New Zealand’s dollar slid as low as 51.53 U.S. cents, the weakest since December 2002, before trading at 51.84 cents as of 4:11 p.m. in Sydney. It bought 46.57 yen from 47.06 yesterday in late Asian trading.

Australia’s currency fell 0.9 percent to 66.01 U.S. cents from 66.62 cents late in Asia yesterday. The currency fell 0.3 percent to 59.32 yen. It strengthened to NZ$1.2786, the highest since August 2008, before trading at NZ$1.2736, up 0.8 percent from yesterday.

Higher interest rates in New Zealand and Australia, compared with as low as zero in the U.S. and 0.1 percent in Japan, attract investors to the South Pacific nations’ higher-yielding assets. The risk in such trades is that currency market moves will erase profits.

Current Account Deficit

“As interest rates go lower in New Zealand the financing of its current account deficit (over 8 percent of GDP) will come more into focus and weigh on the currency,” wrote a team of analysts at Barclays Capital led by Singapore-based David Forrester. Barclays forecasts the so-called kiwi will drop as low as 48 U.S. cents.

It may fall to NZ$1.30 per Australian dollar in the coming weeks especially if the RBA is less aggressive than market expectations, the analysts wrote.

A Credit Suisse Group index based on overnight swaps trading shows the market is betting on a 1 percentage point cut from the RBA. That would take the rate to the lowest since the bank started setting cash rate targets in 1990 and to the cheapest benchmark borrowing cost since 1964. Rates in Australia are now higher than in neighboring New Zealand for the first time since January 2004.

Standard & Poor’s lowered the outlook for New Zealand’s foreign-currency credit rating on Jan. 13 citing concern that the nation’s current account deficit and overseas debt may curb growth and investment.

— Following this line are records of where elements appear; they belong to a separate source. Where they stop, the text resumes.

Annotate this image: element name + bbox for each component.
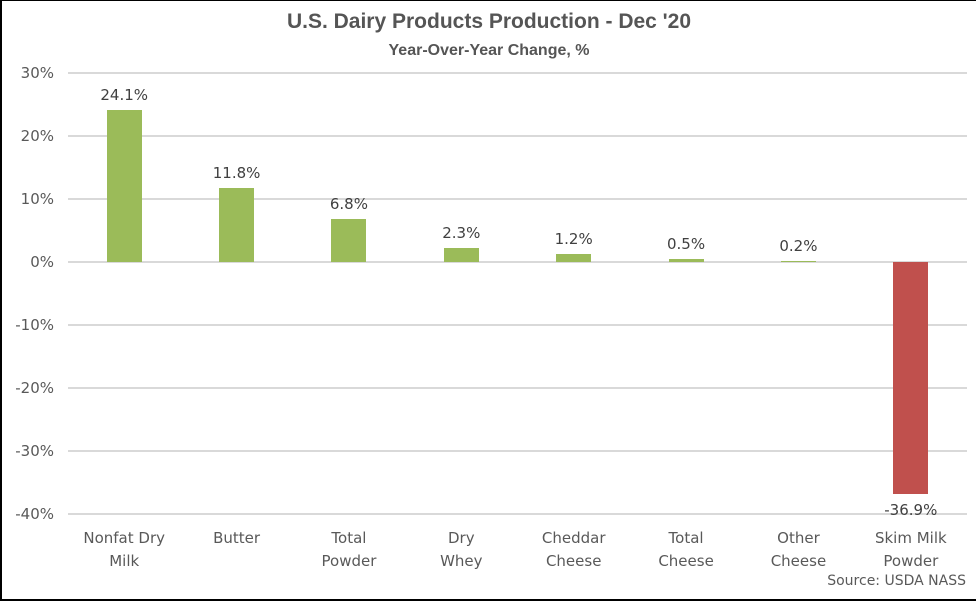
y-axis-tick-label: 30% [20,64,54,82]
gridline [68,72,967,74]
y-axis-tick-label: 10% [20,190,54,208]
gridline [68,387,967,389]
gridline [68,261,967,263]
data-label: 11.8% [212,163,261,182]
x-axis-category-label: Butter [213,529,261,547]
data-label: 1.2% [554,230,593,249]
data-label: 0.2% [779,236,818,255]
x-axis-category-label: Other Cheese [770,529,827,570]
y-axis-tick-label: -30% [15,442,54,460]
bar [893,262,929,495]
bar [219,187,255,262]
data-label: 6.8% [329,195,368,214]
gridline [68,135,967,137]
x-axis-category-label: Nonfat Dry Milk [83,529,165,570]
bar [668,258,704,262]
x-axis-category-label: Dry Whey [440,529,483,570]
bar [780,260,816,262]
gridline [68,198,967,200]
gridline [68,324,967,326]
gridline [68,450,967,452]
x-axis-category-label: Total Powder [321,529,377,570]
x-axis-category-label: Cheddar Cheese [541,529,606,570]
y-axis-tick-label: -20% [15,379,54,397]
x-axis-category-label: Skim Milk Powder [874,529,947,570]
bar [331,219,367,262]
y-axis-tick-label: -10% [15,316,54,334]
source-note: Source: USDA NASS [827,573,966,589]
chart-subtitle: Year-Over-Year Change, % [388,42,590,59]
x-axis-category-label: Total Cheese [658,529,714,570]
y-axis-tick-label: 20% [20,127,54,145]
data-label: -36.9% [884,501,938,520]
y-axis-tick-label: 0% [30,253,54,271]
bar [556,254,592,262]
bar [106,110,142,262]
data-label: 2.3% [442,223,481,242]
data-label: 24.1% [100,86,149,105]
gridline [68,513,967,515]
y-axis-tick-label: -40% [15,505,54,523]
bar [443,247,479,262]
data-label: 0.5% [667,234,706,253]
chart-title: U.S. Dairy Products Production - Dec '20 [286,10,692,33]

New Zealand dollar has fallen 11 percent against the dollar and yen this year, adding to last year’s declines of 24 percent and 39 percent, respectively. Australia’s currency has weakened 6 percent versus the dollar and 7 percent against the yen in January, adding to losses last year of 20 percent and 35 percent.

Better Sentiment

The Australian and New Zealand currencies earlier advanced against the dollar and yen as the Standard & Poor’s 500 index rose for a fourth day, its longest stretch of gains since November. The U.S. House of Representatives yesterday passed President Obama’s $819 billion stimulus package, bolstering investor appetite for higher-yielding assets.

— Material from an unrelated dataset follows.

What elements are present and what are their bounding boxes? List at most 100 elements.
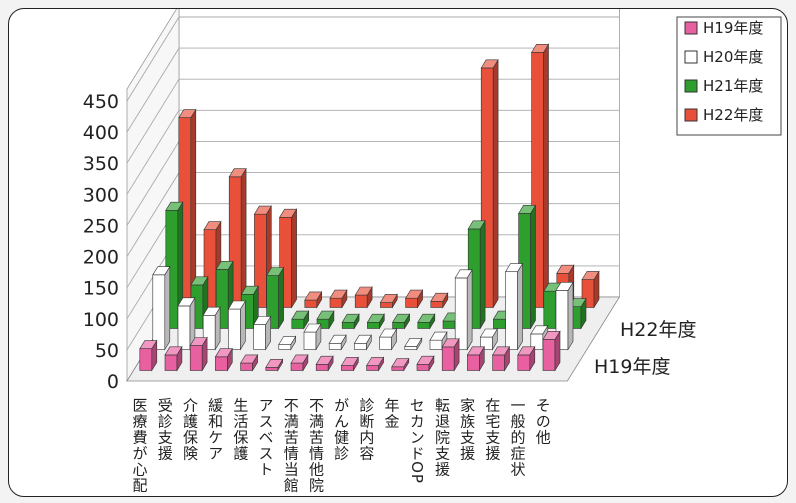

“We’ve had an improvement in sentiment toward the global economy linked to hopes of more aggressive policy responses, particularly in the U.S.,” said John Kyriakopoulos, head of currency strategy at National Australia Bank Ltd. in Sydney. The Australian dollar could “gain modestly” and advance toward 68.5 cents over the next week, he said.

U.S. policy makers held their target lending rate in a range of zero to 0.25 percent.

New Zealand’s two-year swap rate, a fixed payment made to receive floating rates, dropped to 3.33 percent from 3.51 yesterday, after the central bank signaled further reductions ahead.

Market participants expect the benchmark rate “will go a little lower then trough and they may be correct in that,” RBNZ Governor Alan Bollard said.

Australian government bonds declined. The yield on the 10- year note rose three basis points, or 0.03 percentage point, to 4.08 percent, according to data compiled by Bloomberg. The price of the 5.25 percent security due March 2019 fell 0.218, or A$2.18 per A$1,000 face amount, to 109.601.